The 30-year-old schooled the Russian in the two-hour match and emerged with a 6-3 6-4 6-4 victory. There were no lapses on Monday from Murray. Playing for the first time against the Russian, he made only one unforced error in the first set. And while Khanchanov was brilliant in bits and pieces, he could not match Murray. He broke Khanchanov 15 times in the match.
With the win, Murray completed his 650th Tour level victory and will face Kei Nishikori in the quarter-finals of the French Open 2017. The Japan player beat Fernando Verdasco of Spain in four sets winning 0-6 6-4 6-4 6-0.
“Each match, I feel like I played better. I have hit the ball cleaner and started to see the right shots at the right moments,” Murray said after the win. “Yeah, come a long way the last 10 days or so.”

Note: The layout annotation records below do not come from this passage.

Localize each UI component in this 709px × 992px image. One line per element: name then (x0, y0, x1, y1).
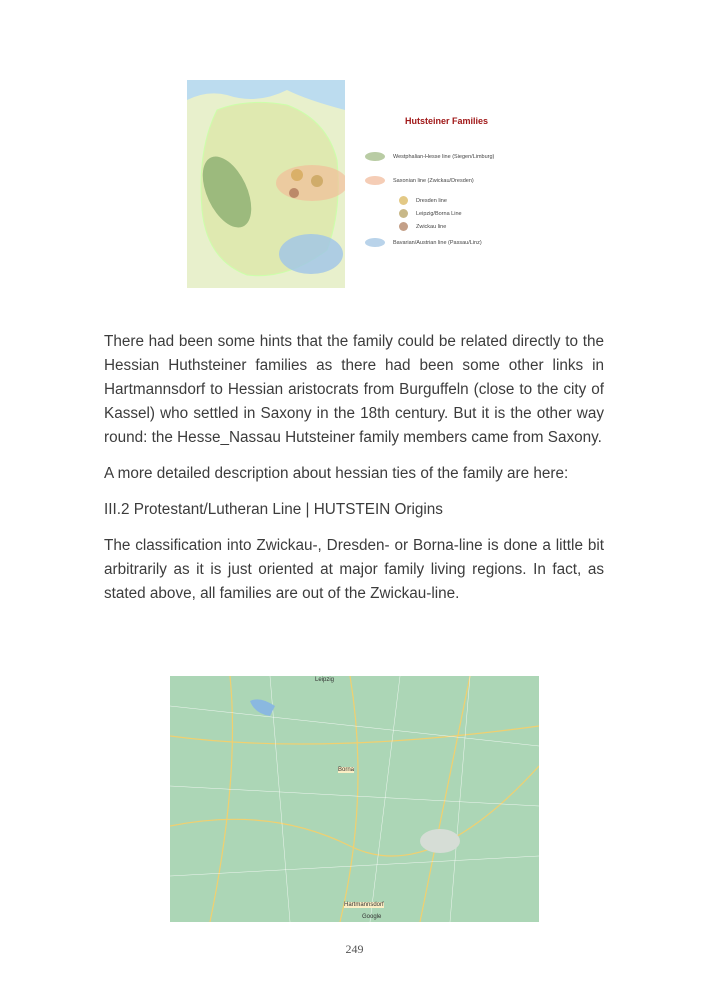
paragraph: The classification into Zwickau-, Dresden- or Borna-line is done a little bit arbitrarily as it is just oriented at major family living regions. In fact, as stated above, all families are out of the Zwickau-line. (104, 537, 604, 602)
body-text (104, 330, 604, 606)
germany-map-figure (187, 80, 345, 288)
legend-label: Leipzig/Borna Line (416, 210, 462, 217)
paragraph: A more detailed description about hessian ties of the family are here: (104, 465, 569, 482)
map-label: Hartmannsdorf (344, 902, 384, 908)
legend-label: Westphalian-Hesse line (Siegen/Limburg) (393, 153, 495, 160)
legend-item (365, 238, 482, 247)
legend-item (399, 209, 462, 218)
page-number: 249 (345, 942, 364, 956)
saxony-map-figure (170, 676, 539, 922)
legend-item (365, 176, 474, 185)
road-map (170, 676, 539, 922)
legend-title: Hutsteiner Families (405, 116, 489, 126)
legend-label: Saxonian line (Zwickau/Dresden) (393, 177, 474, 184)
legend-item (399, 196, 447, 205)
legend-label: Dresden line (416, 197, 447, 204)
legend-label: Bavarian/Austrian line (Passau/Linz) (393, 239, 482, 246)
map-label: Google (362, 914, 382, 920)
germany-map (187, 80, 345, 288)
paragraph: There had been some hints that the family could be related directly to the Hessian Huthsteiner families as there had been some other links in Hartmannsdorf to Hessian aristocrats from Burguffeln (close to the city of Kassel) who settled in Saxony in the 18th century. But it is the other way round: the Hesse_Nassau Hutsteiner family members came from Saxony. (104, 333, 604, 446)
map-legend (365, 112, 555, 252)
legend-label: Zwickau line (416, 223, 447, 230)
section-link[interactable]: III.2 Protestant/Lutheran Line | HUTSTEIN Origins (104, 501, 443, 518)
legend-item (399, 222, 446, 231)
map-label: Leipzig (315, 677, 335, 683)
legend-item (365, 152, 494, 161)
map-label: Borna (338, 767, 355, 773)
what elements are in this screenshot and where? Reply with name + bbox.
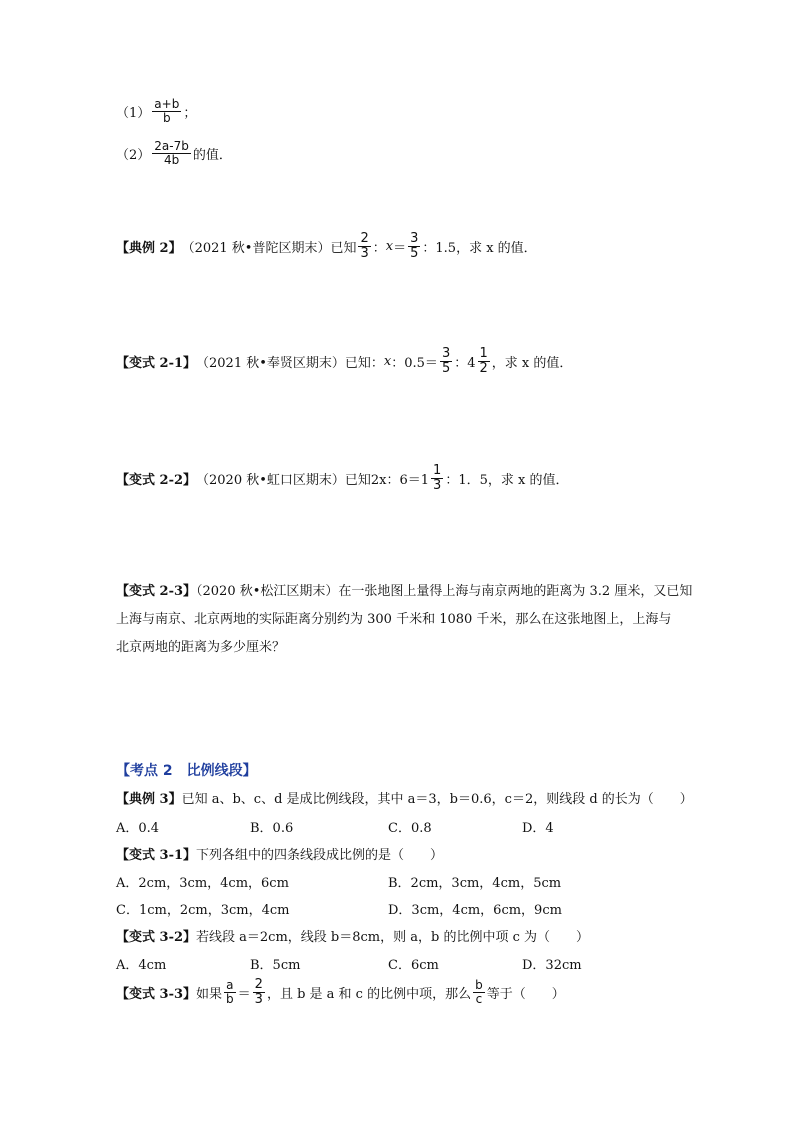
variant-2-3-line-1 xyxy=(116,578,716,606)
variant-3-2-tag: 【变式 3-2】 xyxy=(116,930,197,945)
variant-3-1-choice-b: B．2cm，3cm，4cm，5cm xyxy=(388,876,562,891)
fraction-numerator: 2 xyxy=(254,977,263,992)
fraction-denominator: 2 xyxy=(479,360,488,376)
variant-3-2-text: 若线段 a＝2cm，线段 b＝8cm，则 a，b 的比例中项 c 为（ ） xyxy=(196,930,589,945)
variable-x: x xyxy=(383,353,392,369)
variant-3-3-fraction-1 xyxy=(224,979,236,1005)
variant-2-3-line-2: 上海与南京、北京两地的实际距离分别约为 300 千米和 1080 千米，那么在这张地图上，上海与 xyxy=(116,612,672,627)
variant-2-1-source: （2021 秋•奉贤区期末）已知： xyxy=(196,355,384,371)
variant-3-1-choice-a: A．2cm，3cm，4cm，6cm xyxy=(116,876,289,891)
variant-3-1 xyxy=(116,844,443,863)
variant-3-2-choice-c: C．6cm xyxy=(388,958,439,973)
example-2-tail: ：1.5，求 x 的值． xyxy=(422,240,537,256)
item-2-tail: 的值． xyxy=(192,147,232,163)
fraction-denominator: c xyxy=(475,991,483,1006)
equals: ＝ xyxy=(237,986,251,1002)
mixed-whole: ：4 xyxy=(454,355,476,371)
item-1-fraction xyxy=(152,98,181,124)
example-3-choice-d: D．4 xyxy=(522,821,554,836)
fraction-numerator: 3 xyxy=(441,346,451,361)
variant-3-1-choice-c: C．1cm，2cm，3cm，4cm xyxy=(116,903,290,918)
variant-2-1 xyxy=(116,347,572,375)
item-2-label: （2） xyxy=(116,147,151,163)
fraction-denominator: 5 xyxy=(441,360,451,376)
equals-part: ：0.5＝ xyxy=(391,355,438,371)
section-heading: 【考点 2 比例线段】 xyxy=(116,763,257,779)
variant-3-3 xyxy=(116,978,565,1006)
variant-3-1-tag: 【变式 3-1】 xyxy=(116,848,197,863)
example-3-choice-b: B．0.6 xyxy=(250,821,294,836)
fraction-numerator: a xyxy=(226,978,234,993)
fraction-numerator: 1 xyxy=(479,346,488,361)
item-2-numerator: 2a-7b xyxy=(154,139,189,153)
variant-3-3-pre: 如果 xyxy=(196,986,223,1002)
variant-2-1-tag: 【变式 2-1】 xyxy=(116,355,197,371)
variant-2-3-text-1: （2020 秋•松江区期末）在一张地图上量得上海与南京两地的距离为 3.2 厘米，又已知 xyxy=(196,584,693,599)
item-2-fraction xyxy=(152,140,191,166)
variant-3-3-tag: 【变式 3-3】 xyxy=(116,986,197,1002)
variant-2-2-fraction xyxy=(431,464,443,492)
variant-3-3-fraction-2 xyxy=(253,978,265,1006)
example-3 xyxy=(116,788,693,807)
variant-2-2-tag: 【变式 2-2】 xyxy=(116,472,197,488)
fraction-denominator: 3 xyxy=(254,991,263,1007)
example-2-source: （2021 秋•普陀区期末）已知 xyxy=(181,240,357,256)
variant-2-3 xyxy=(116,578,716,662)
item-1-label: （1） xyxy=(116,105,151,121)
variable-x: x xyxy=(385,238,394,254)
variant-3-2-choice-b: B．5cm xyxy=(250,958,301,973)
fraction-denominator: b xyxy=(226,991,234,1006)
example-2 xyxy=(116,232,537,260)
variant-2-1-fraction-2 xyxy=(478,347,490,375)
variant-3-3-fraction-3 xyxy=(473,979,485,1005)
variant-2-1-fraction-1 xyxy=(440,347,452,375)
variant-3-3-mid: ，且 b 是 a 和 c 的比例中项，那么 xyxy=(266,986,472,1002)
fraction-numerator: b xyxy=(475,978,483,993)
example-3-text: 已知 a、b、c、d 是成比例线段，其中 a＝3，b＝0.6，c＝2，则线段 d 的长为（ ） xyxy=(181,792,693,807)
variant-2-1-tail: ，求 x 的值． xyxy=(491,355,573,371)
item-2 xyxy=(116,140,232,166)
example-3-choice-a: A．0.4 xyxy=(116,821,160,836)
equals: ＝ xyxy=(393,240,407,256)
variant-2-2-source: （2020 秋•虹口区期末）已知2x：6＝1 xyxy=(196,472,430,488)
item-1-numerator: a+b xyxy=(154,97,180,111)
example-2-fraction-2 xyxy=(408,232,420,260)
variant-2-3-tag: 【变式 2-3】 xyxy=(116,584,197,599)
item-1-denominator: b xyxy=(162,110,171,125)
variant-3-3-tail: 等于（ ） xyxy=(486,986,565,1002)
variant-2-3-line-3: 北京两地的距离为多少厘米？ xyxy=(116,640,286,655)
example-3-choice-c: C．0.8 xyxy=(388,821,432,836)
fraction-numerator: 2 xyxy=(360,231,369,246)
variant-3-1-choice-d: D．3cm，4cm，6cm，9cm xyxy=(388,903,562,918)
item-2-denominator: 4b xyxy=(163,152,180,167)
variant-2-2 xyxy=(116,464,568,492)
variant-3-2-choice-a: A．4cm xyxy=(116,958,167,973)
fraction-numerator: 3 xyxy=(410,231,419,246)
variant-3-2-choice-d: D．32cm xyxy=(522,958,582,973)
fraction-denominator: 5 xyxy=(410,245,419,261)
fraction-denominator: 3 xyxy=(433,477,442,493)
example-3-tag: 【典例 3】 xyxy=(116,792,182,807)
variant-3-1-text: 下列各组中的四条线段成比例的是（ ） xyxy=(196,848,444,863)
colon: ： xyxy=(372,240,386,256)
example-2-fraction-1 xyxy=(358,232,370,260)
item-1-tail: ； xyxy=(183,105,197,121)
variant-2-2-tail: ：1．5，求 x 的值． xyxy=(445,472,569,488)
item-1 xyxy=(116,98,196,124)
fraction-numerator: 1 xyxy=(433,463,442,478)
fraction-denominator: 3 xyxy=(360,245,369,261)
example-2-tag: 【典例 2】 xyxy=(116,240,182,256)
variant-3-2 xyxy=(116,926,589,945)
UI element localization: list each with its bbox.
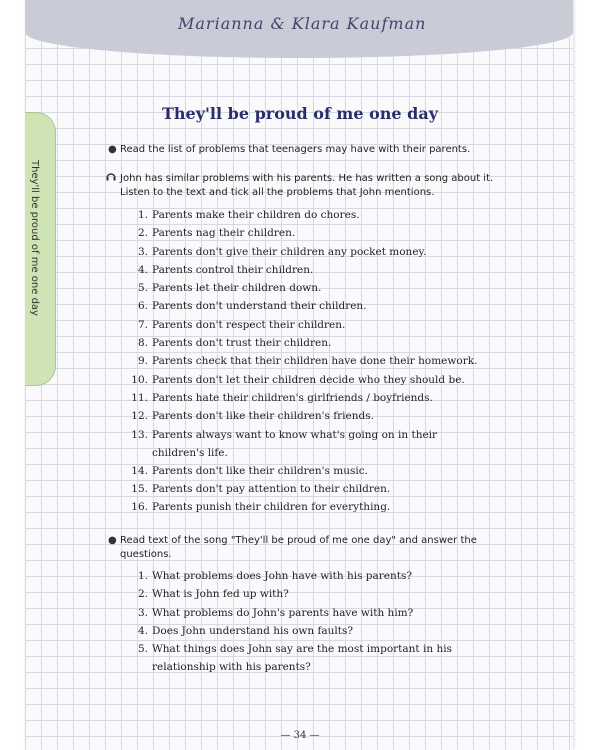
page-title: They'll be proud of me one day	[162, 104, 438, 123]
list-item: 10. Parents don't let their children decide who they should be.	[131, 373, 465, 386]
instruction-1	[108, 143, 520, 157]
questions-list	[130, 567, 530, 676]
list-item: 12. Parents don't like their children's friends.	[131, 410, 374, 423]
problems-list	[130, 206, 530, 516]
authors-heading: Marianna & Klara Kaufman	[178, 14, 427, 33]
list-item: 2. Parents nag their children.	[137, 227, 296, 240]
bullet-icon: ●	[108, 535, 117, 546]
headphones-icon	[106, 171, 116, 181]
list-item: 3. Parents don't give their children any pocket money.	[137, 245, 427, 258]
list-item: 4. Parents control their children.	[137, 263, 314, 276]
list-item: 13. Parents always want to know what's going on in their children's life.	[131, 428, 438, 459]
side-tab-label: They'll be proud of me one day	[29, 160, 40, 316]
list-item: 7. Parents don't respect their children.	[137, 318, 346, 331]
list-item: 9. Parents check that their children have done their homework.	[137, 355, 478, 368]
list-item: 16. Parents punish their children for everything.	[131, 501, 391, 514]
list-item: 8. Parents don't trust their children.	[137, 337, 332, 350]
bullet-icon: ●	[108, 144, 117, 155]
list-item: 3. What problems do John's parents have with him?	[137, 606, 414, 619]
list-item: 15. Parents don't pay attention to their children.	[131, 482, 391, 495]
instruction-1-text: Read the list of problems that teenagers may have with their parents.	[120, 144, 471, 155]
list-item: 6. Parents don't understand their children.	[137, 300, 367, 313]
list-item: 1. What problems does John have with his parents?	[137, 570, 413, 582]
list-item: 14. Parents don't like their children's music.	[131, 464, 368, 477]
instruction-3-text: Read text of the song "They'll be proud of me one day" and answer the questions.	[120, 535, 477, 560]
list-item: 5. What things does John say are the most important in his relationship with his parents?	[137, 643, 452, 674]
instruction-2-text: John has similar problems with his parents. He has written a song about it. Listen to the text and tick all the problems that John mentions.	[120, 173, 494, 198]
instruction-3	[108, 534, 520, 562]
list-item: 2. What is John fed up with?	[137, 588, 289, 601]
list-item: 11. Parents hate their children's girlfriends / boyfriends.	[131, 391, 433, 404]
list-item: 4. Does John understand his own faults?	[137, 624, 354, 637]
instruction-2	[120, 172, 520, 200]
list-item: 1. Parents make their children do chores.	[137, 209, 360, 221]
page-number: — 34 —	[280, 730, 320, 741]
list-item: 5. Parents let their children down.	[137, 282, 322, 295]
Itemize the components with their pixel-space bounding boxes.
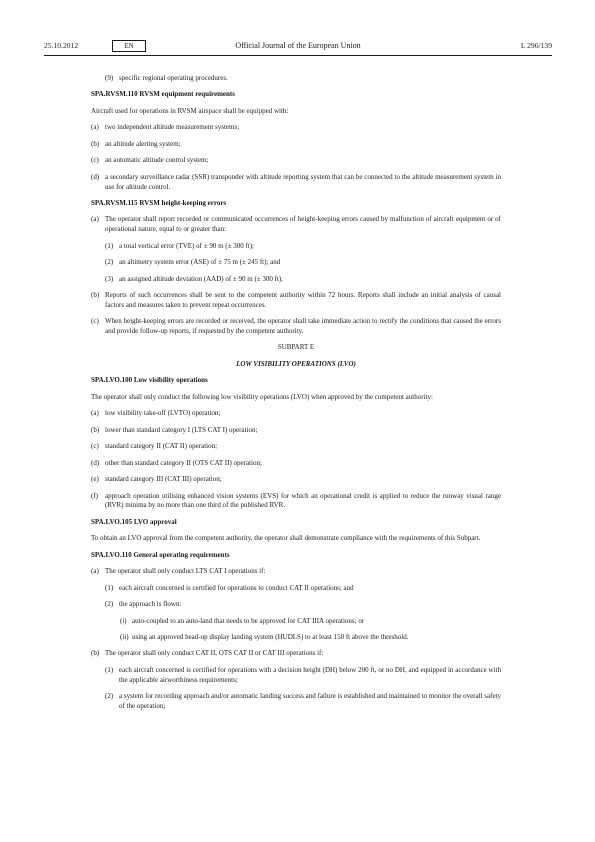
sub-list-item	[91, 74, 501, 84]
sub-sub-list-item	[91, 633, 501, 643]
item-text: each aircraft concerned is certified for operations with a decision height (DH) below 200 ft, or no DH, and equipped in accordance with the applicable airworthiness requirements;	[119, 665, 501, 684]
list-marker: (2)	[105, 258, 114, 267]
list-item	[91, 123, 501, 133]
list-marker: (c)	[91, 317, 99, 326]
list-item	[91, 442, 501, 452]
list-item	[91, 409, 501, 419]
list-marker: (d)	[91, 172, 100, 181]
item-text: approach operation utilising enhanced vision systems (EVS) for which an operational credit is applied to reduce the runway visual range (RVR) minima by no more than one third of the published RVR.	[105, 491, 501, 510]
list-marker: (1)	[105, 583, 114, 592]
list-marker: (b)	[91, 425, 100, 434]
list-item	[91, 649, 501, 659]
list-marker: (2)	[105, 692, 114, 701]
item-text: lower than standard category I (LTS CAT I) operation;	[105, 425, 258, 434]
language-box: EN	[112, 40, 146, 52]
item-text: each aircraft concerned is certified for operations to conduct CAT II operations; and	[119, 583, 354, 592]
item-text: an assigned altitude deviation (AAD) of ± 90 m (± 300 ft).	[119, 274, 283, 283]
sub-list-item	[91, 666, 501, 685]
list-item	[91, 492, 501, 511]
section-heading: SPA.RVSM.115 RVSM height-keeping errors	[91, 198, 227, 207]
item-text: Reports of such occurrences shall be sent to the competent authority within 72 hours. Reports shall include an initial analysis of causal factors and measures taken to prevent repeat occurrences.	[105, 291, 501, 309]
list-item	[91, 317, 501, 336]
list-marker: (a)	[91, 567, 99, 576]
item-text: a secondary surveillance radar (SSR) transponder with altitude reporting system that can be connected to the altitude measurement system in use for altitude control.	[105, 172, 501, 191]
item-text: other than standard category II (OTS CAT II) operation;	[105, 458, 262, 467]
list-marker: (f)	[91, 491, 98, 500]
item-text: auto-coupled to an auto-land that needs to be approved for CAT IIIA operations; or	[132, 616, 365, 625]
sub-list-item	[91, 242, 501, 252]
list-item	[91, 459, 501, 469]
subpart-label: SUBPART E	[277, 343, 315, 352]
list-marker: (a)	[91, 215, 99, 224]
sub-list-item	[91, 600, 501, 610]
publication-date: 25.10.2012	[44, 41, 79, 50]
item-text: The operator shall report recorded or communicated occurrences of height-keeping errors caused by malfunction of aircraft equipment or of operational nature, equal to or greater than:	[105, 215, 501, 234]
list-item	[91, 426, 501, 436]
item-text: an altimetry system error (ASE) of ± 75 m (± 245 ft); and	[119, 258, 281, 267]
list-marker: (b)	[91, 291, 100, 299]
sub-sub-list-item	[91, 617, 501, 627]
list-marker: (c)	[91, 442, 99, 451]
list-marker: (1)	[105, 665, 114, 674]
item-text: The operator shall only conduct CAT II, OTS CAT II or CAT III operations if:	[105, 649, 324, 658]
list-marker: (2)	[105, 600, 114, 609]
sub-list-item	[91, 275, 501, 285]
item-text: an automatic altitude control system;	[105, 156, 209, 165]
item-text: a total vertical error (TVE) of ± 90 m (± 300 ft);	[119, 241, 254, 250]
list-item	[91, 156, 501, 166]
list-marker: (d)	[91, 458, 100, 467]
item-text: standard category III (CAT III) operation;	[105, 475, 222, 484]
list-item	[91, 140, 501, 150]
list-marker: (9)	[105, 74, 114, 82]
paragraph: The operator shall only conduct the following low visibility operations (LVO) when approved by the competent authority:	[91, 392, 433, 401]
list-marker: (a)	[91, 123, 99, 132]
page-header	[44, 40, 552, 54]
list-item	[91, 567, 501, 577]
list-marker: (e)	[91, 475, 99, 484]
item-text: standard category II (CAT II) operation;	[105, 442, 218, 451]
sub-list-item	[91, 584, 501, 594]
list-marker: (a)	[91, 409, 99, 418]
list-marker: (c)	[91, 156, 99, 165]
journal-title: Official Journal of the European Union	[235, 41, 361, 50]
list-item	[91, 475, 501, 485]
list-marker: (b)	[91, 139, 100, 148]
item-text: When height-keeping errors are recorded or received, the operator shall take immediate action to rectify the conditions that caused the errors and provide follow-up reports, if requested by the competent authority.	[105, 317, 501, 335]
sub-list-item	[91, 258, 501, 268]
section-heading: SPA.LVO.110 General operating requirements	[91, 550, 230, 559]
paragraph: To obtain an LVO approval from the competent authority, the operator shall demonstrate compliance with the requirements of this Subpart.	[91, 534, 481, 543]
section-heading: SPA.RVSM.110 RVSM equipment requirements	[91, 90, 235, 99]
list-marker: (b)	[91, 649, 100, 658]
list-item	[91, 215, 501, 234]
header-divider	[44, 55, 552, 56]
list-marker: (1)	[105, 241, 114, 250]
list-item	[91, 173, 501, 192]
document-body	[91, 74, 501, 718]
item-text: an altitude alerting system;	[105, 139, 181, 148]
item-text: specific regional operating procedures.	[119, 74, 228, 82]
item-text: two independent altitude measurement systems;	[105, 123, 240, 132]
section-heading: SPA.LVO.105 LVO approval	[91, 517, 177, 526]
page-number: L 296/139	[520, 41, 552, 50]
list-marker: (3)	[105, 274, 114, 283]
item-text: using an approved head-up display landing system (HUDLS) to at least 150 ft above the threshold.	[132, 632, 409, 641]
item-text: the approach is flown:	[119, 600, 182, 609]
list-item	[91, 291, 501, 310]
list-marker: (i)	[120, 616, 127, 625]
list-marker: (ii)	[120, 632, 129, 641]
sub-list-item	[91, 692, 501, 711]
section-heading: SPA.LVO.100 Low visibility operations	[91, 376, 208, 385]
subpart-title: LOW VISIBILITY OPERATIONS (LVO)	[236, 359, 356, 368]
item-text: The operator shall only conduct LTS CAT I operations if:	[105, 567, 266, 576]
paragraph: Aircraft used for operations in RVSM airspace shall be equipped with:	[91, 106, 289, 115]
item-text: a system for recording approach and/or automatic landing success and failure is established and maintained to monitor the overall safety of the operation;	[119, 692, 501, 710]
item-text: low visibility take-off (LVTO) operation;	[105, 409, 221, 418]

Murray has won three Grand Slams titles but has never won the French Open. He finished second best in Paris last year after he lost to Novak Djokovic in the final.
Now, Nishikori stands between his path to last-four. The Japanese had a match of two-halves as he managed to recover from a nightmarish first set, which he lost 6-0, to beat Verdasco in four sets.
In his last match, Nishikori was pushed to the wall by Hyeon Chung in a rain-affected match.
“I couldn’t do anything first set but I tried to play a little more heavy and a little more aggressive sometimes, and start working a little bit better,” Nishikori said. “I don’t know how I get the second and third. But, yeah, a little bit gained some confidence during second and third. The fourth, I think it was perfect tennis I played.”
Nishikori has beaten Murray twice, most recently in the 2015 US Open in a dramatic five-setter, winning 1-6, 6-4, 4-6, 6-1, 7-5 to reach the semifinals but he does not remember the match.
“Actually I’m very bad with the memories,” Nishikori said. “I don’t even know if I won or lost. I mean, always, you know, when we play, it’s always a battle. Sorry that I don’t remember much.”